ʻŌHIʻA WING: OUR NEW MUSEUM is the topic of After Dark in the Park, tomorrow, Tuesday, Nov. 15 at 7 p.m., Kīlauea Visitor Center Auditorium in Hawai‘i Volcanoes National Park. Visitors to the new museum will view documents and other items from the park’s vast museum collection of more than 1.5 million objects. At After Dark in the Park, park’s Chief of Cultural Resources, Laura Carter Schuster, will reveal the history and highlights of the collection, and tell of plans for exhibiting the objects in the original 1932 park Administration Building, formally a lodging facility called the ‘Ōhi‘a Wing. Free; park entrance fees apply.

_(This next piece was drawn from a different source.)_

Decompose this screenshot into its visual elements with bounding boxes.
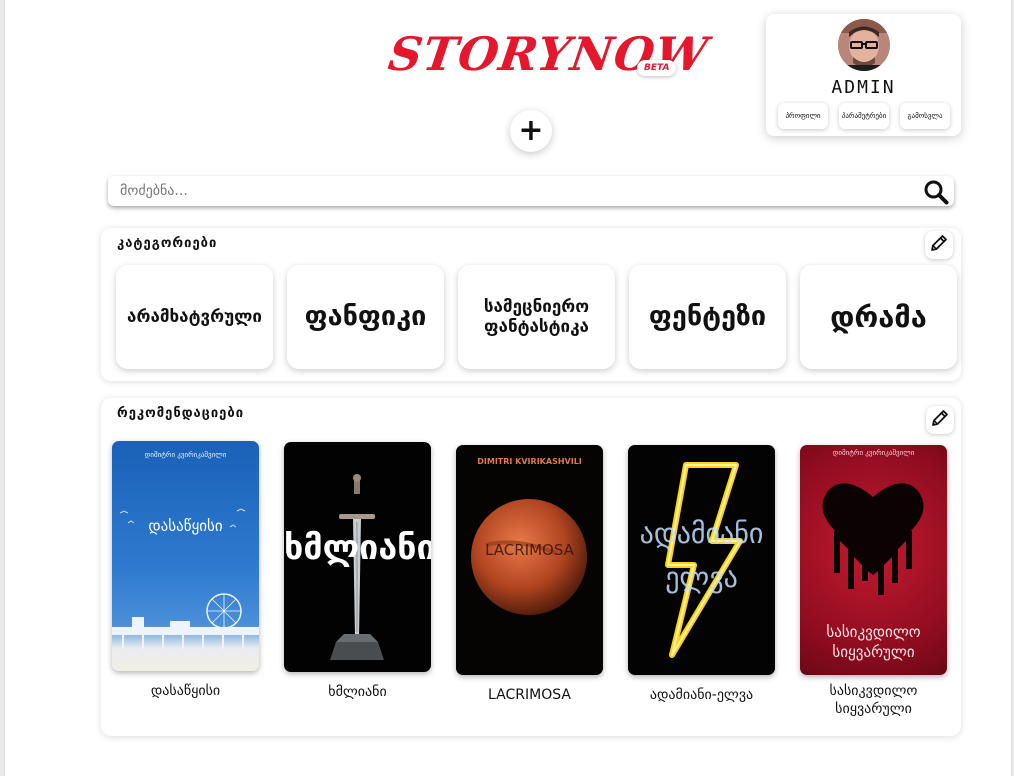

HULA BY HALAU O AKAUNU is this Wednesday, Nov. 16 from 6:30 – 8 p.m., Kīlauea Visitor Center Auditorium in Hawai‘i Volcanoes National Park. Experience the ancient traditions of Hawai‘i come to life through the chant and dance of Hālau o Akaunu. Hailing from Hilo, Hawai‘i, and under the instruction of Mānaiakalani Kalua, Akaunu strives to perpetuate the ‘aiha‘a style of hula borne of this volcanic landscape. Free; park entrance fees apply.

 CHRISTMAS IN THE COUNTRY begins this Friday, Nov. 18 – Jan 1, 9 a.m. – 5 p.m., at  Volcano Art Center Gallery in Hawai‘i Volcanoes National Park. The holiday event kicks off with a members-only reception, 5:30 p.m., opening day. Featured at Christmas in the Country is the 17th Annual Invitational Wreath Exhibit, with prizes awarded for the best wreaths. To participate, contact Emily Weiss at 967-8222 or gallery@volcanoartcenter.org. Free; park entrance fees apply.

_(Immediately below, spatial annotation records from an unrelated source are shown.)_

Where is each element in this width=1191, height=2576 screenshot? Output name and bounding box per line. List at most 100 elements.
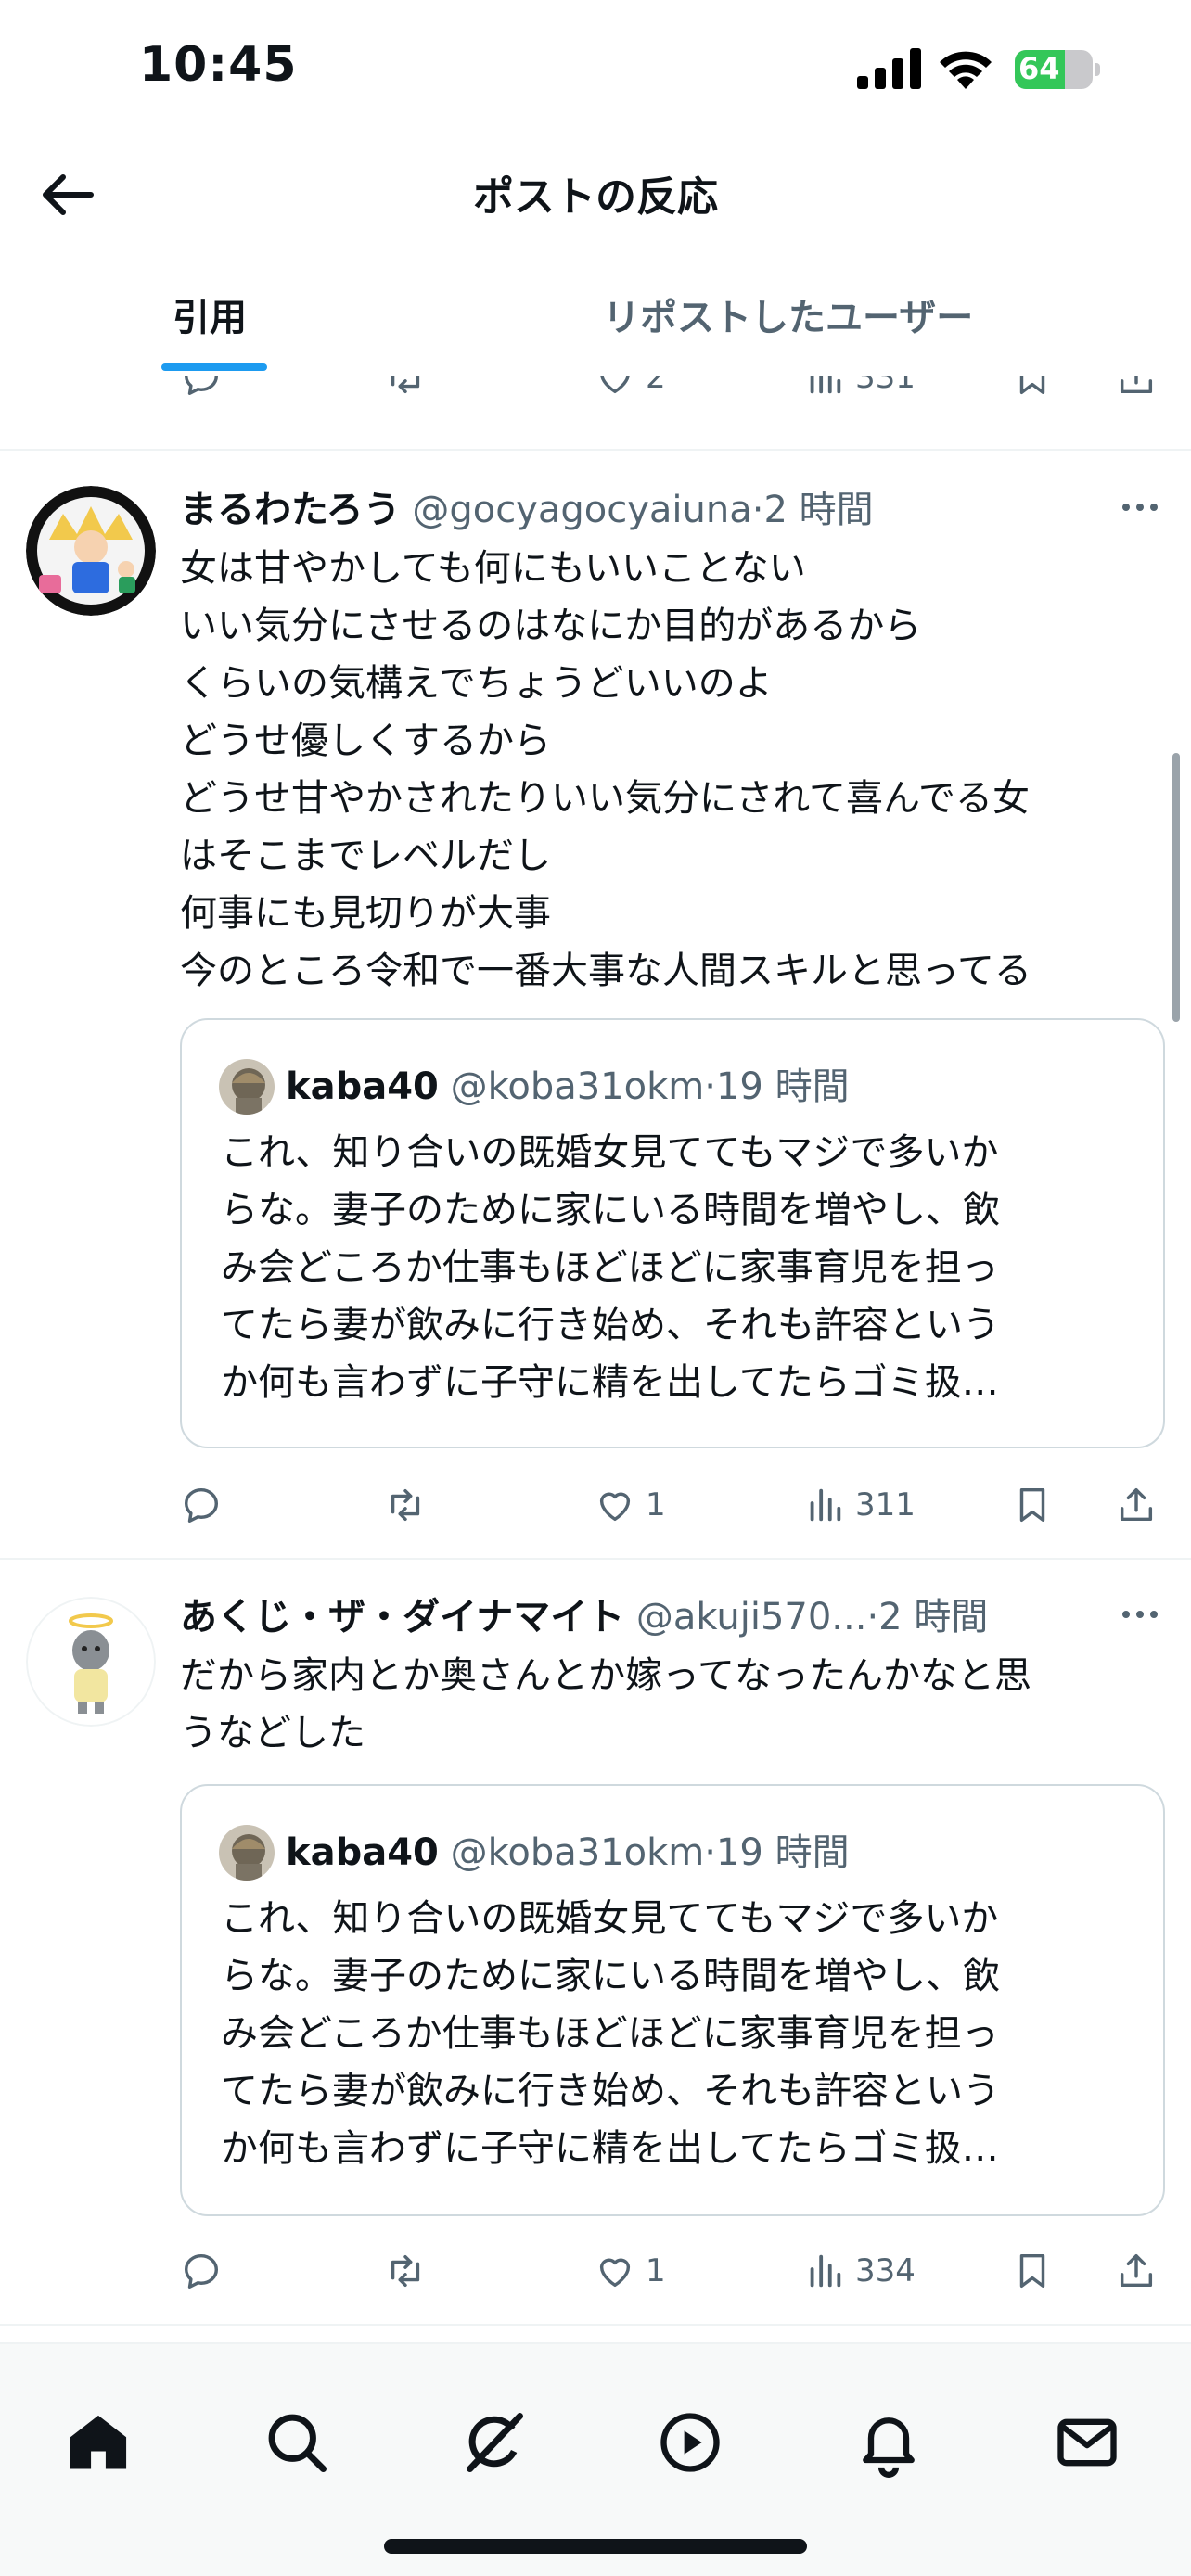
quote-header: kaba40 @koba31okm·19 時間 (286, 1059, 850, 1115)
repost-button[interactable] (384, 2238, 427, 2303)
action-bar: 2 331 (0, 376, 1191, 410)
display-name[interactable]: まるわたろう (180, 489, 401, 531)
views-icon (810, 376, 841, 394)
status-bar: 10:45 64 (0, 0, 1191, 139)
tab-quotes[interactable]: 引用 (173, 287, 247, 341)
quote-time: 19 時間 (715, 1065, 850, 1108)
reply-button[interactable] (180, 2238, 223, 2303)
page-title: ポストの反応 (473, 173, 718, 221)
share-button[interactable] (1115, 376, 1158, 410)
quote-user-handle: @koba31okm (450, 1065, 705, 1108)
quote-card[interactable]: kaba40 @koba31okm·19 時間 これ、知り合いの既婚女見ててもマ… (180, 1784, 1165, 2216)
signal-icon (857, 48, 921, 89)
post[interactable]: まるわたろう @gocyagocyaiuna·2 時間 女は甘やかしても何にもい… (0, 482, 1191, 1001)
quote-display-name: kaba40 (286, 1065, 439, 1108)
heart-icon (599, 1492, 631, 1522)
feed[interactable]: 2 331 まるわたろう @gocyagocyaiuna·2 時間 女は甘やかし… (0, 376, 1191, 2342)
wifi-icon (940, 51, 992, 89)
separator: · (704, 1065, 716, 1108)
bookmark-button[interactable] (1011, 2238, 1054, 2303)
views-icon (810, 2254, 841, 2288)
user-handle[interactable]: @gocyagocyaiuna (412, 489, 751, 531)
bottom-nav (0, 2342, 1191, 2576)
like-button[interactable]: 2 (594, 376, 666, 410)
scrollbar[interactable] (1172, 753, 1180, 1022)
reply-button[interactable] (180, 1473, 223, 1537)
nav-video[interactable] (655, 2407, 725, 2478)
share-icon (1120, 1487, 1153, 1522)
views-icon (810, 1488, 841, 1522)
home-icon (70, 2415, 127, 2469)
tab-reposts[interactable]: リポストしたユーザー (603, 287, 973, 341)
user-handle[interactable]: @akuji570... (636, 1596, 867, 1639)
reply-icon (184, 2253, 219, 2289)
heart-icon (600, 376, 630, 394)
battery-icon: 64 (1015, 50, 1100, 89)
post-time: 2 時間 (763, 489, 874, 531)
repost-icon (391, 2254, 420, 2288)
nav-messages[interactable] (1052, 2407, 1122, 2478)
divider (0, 2324, 1191, 2326)
share-button[interactable] (1115, 1473, 1158, 1537)
quote-avatar (219, 1059, 275, 1115)
post-header: あくじ・ザ・ダイナマイト @akuji570...·2 時間 (180, 1589, 1108, 1645)
divider (0, 1558, 1191, 1560)
quote-display-name: kaba40 (286, 1831, 439, 1874)
share-icon (1120, 376, 1153, 394)
home-indicator[interactable] (384, 2539, 807, 2554)
views-button[interactable]: 311 (803, 1473, 916, 1537)
like-button[interactable]: 1 (594, 1473, 666, 1537)
post-header: まるわたろう @gocyagocyaiuna·2 時間 (180, 482, 1108, 538)
bookmark-button[interactable] (1011, 1473, 1054, 1537)
post-time: 2 時間 (878, 1596, 989, 1639)
nav-search[interactable] (262, 2407, 332, 2478)
quote-text: これ、知り合いの既婚女見ててもマジで多いか らな。妻子のために家にいる時間を増や… (221, 1131, 1000, 1404)
quote-card[interactable]: kaba40 @koba31okm·19 時間 これ、知り合いの既婚女見ててもマ… (180, 1018, 1165, 1448)
repost-icon (391, 376, 420, 394)
like-button[interactable]: 1 (594, 2238, 666, 2303)
post-text: だから家内とか奥さんとか嫁ってなったんかなと思 うなどした (180, 1654, 1031, 1754)
notifications-icon (863, 2417, 915, 2478)
share-button[interactable] (1115, 2238, 1158, 2303)
quote-user-handle: @koba31okm (450, 1831, 705, 1874)
search-icon (268, 2414, 327, 2472)
reply-button[interactable] (180, 376, 223, 410)
repost-button[interactable] (384, 1473, 427, 1537)
action-bar: 1 311 (0, 1473, 1191, 1537)
messages-icon (1057, 2418, 1117, 2467)
repost-button[interactable] (384, 376, 427, 410)
divider (0, 449, 1191, 451)
avatar[interactable] (26, 1597, 156, 1727)
display-name[interactable]: あくじ・ザ・ダイナマイト (180, 1596, 624, 1639)
bookmark-icon (1019, 376, 1045, 395)
nav-home[interactable] (63, 2407, 134, 2478)
reply-icon (185, 376, 218, 395)
reply-icon (184, 1487, 219, 1523)
avatar[interactable] (26, 486, 156, 616)
bookmark-icon (1019, 2253, 1045, 2289)
view-count: 334 (855, 2252, 916, 2289)
bookmark-icon (1019, 1487, 1045, 1523)
nav-notifications[interactable] (853, 2407, 924, 2478)
battery-percentage: 64 (1018, 51, 1060, 86)
post[interactable]: あくじ・ザ・ダイナマイト @akuji570...·2 時間 だから家内とか奥さ… (0, 1589, 1191, 1756)
grok-icon (467, 2413, 523, 2472)
views-button[interactable]: 331 (803, 376, 916, 410)
nav-grok[interactable] (458, 2407, 529, 2478)
more-options-icon[interactable] (1117, 493, 1163, 521)
tab-bar: 引用 リポストしたユーザー (0, 260, 1191, 376)
status-time: 10:45 (139, 37, 298, 93)
like-count: 1 (646, 1486, 666, 1524)
separator: · (751, 489, 764, 531)
like-count: 2 (646, 376, 666, 396)
view-count: 311 (855, 1486, 916, 1524)
like-count: 1 (646, 2252, 666, 2289)
views-button[interactable]: 334 (803, 2238, 916, 2303)
header: ポストの反応 (0, 139, 1191, 241)
more-options-icon[interactable] (1117, 1600, 1163, 1628)
quote-avatar (219, 1825, 275, 1881)
action-bar: 1 334 (0, 2238, 1191, 2303)
video-icon (660, 2413, 720, 2472)
bookmark-button[interactable] (1011, 376, 1054, 410)
heart-icon (599, 2258, 631, 2288)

 HORN OF PLENTY, Friday, Nov. 18, 1 – 2 p.m., Kahuku County Park. Ages 6 – 12 register Nov. 14 – 17. 929-9113.

HIʻIAKA & PELE, Saturday, Nov. 19, 9:30 – 11 a.m., Kahuku Unit of Hawai‘i Volcanoes National Park. The famous myth of the volcano goddess Pele and her companion Hiʻiaka is the focus of this free, moderate, one-mile walk. Participants discover the Hawaiian goddesses and the natural phenomena that reveal their story on this free, moderate, one-mile walk. nps.gov/havo

 CENTENNIAL WALK: ‘Ōhi‘a Wing – Our New Museum, Saturday, Nov. 19, 10 a.m., Kīlauea Visitor Center in Hawai‘i Volcanoes National Park. Following up on her After Dark in the Park talk on Tuesday, Nov. 15, Chief of Cultural Resources Laura Carter Schuster is leading an easy walk from Kīlauea Visitor Center to the park’s new museum site. She’ll reveal the history and highlights of the park’s original 1932 park Administration Building and share exhibit plans that will highlight the park’s museum collection.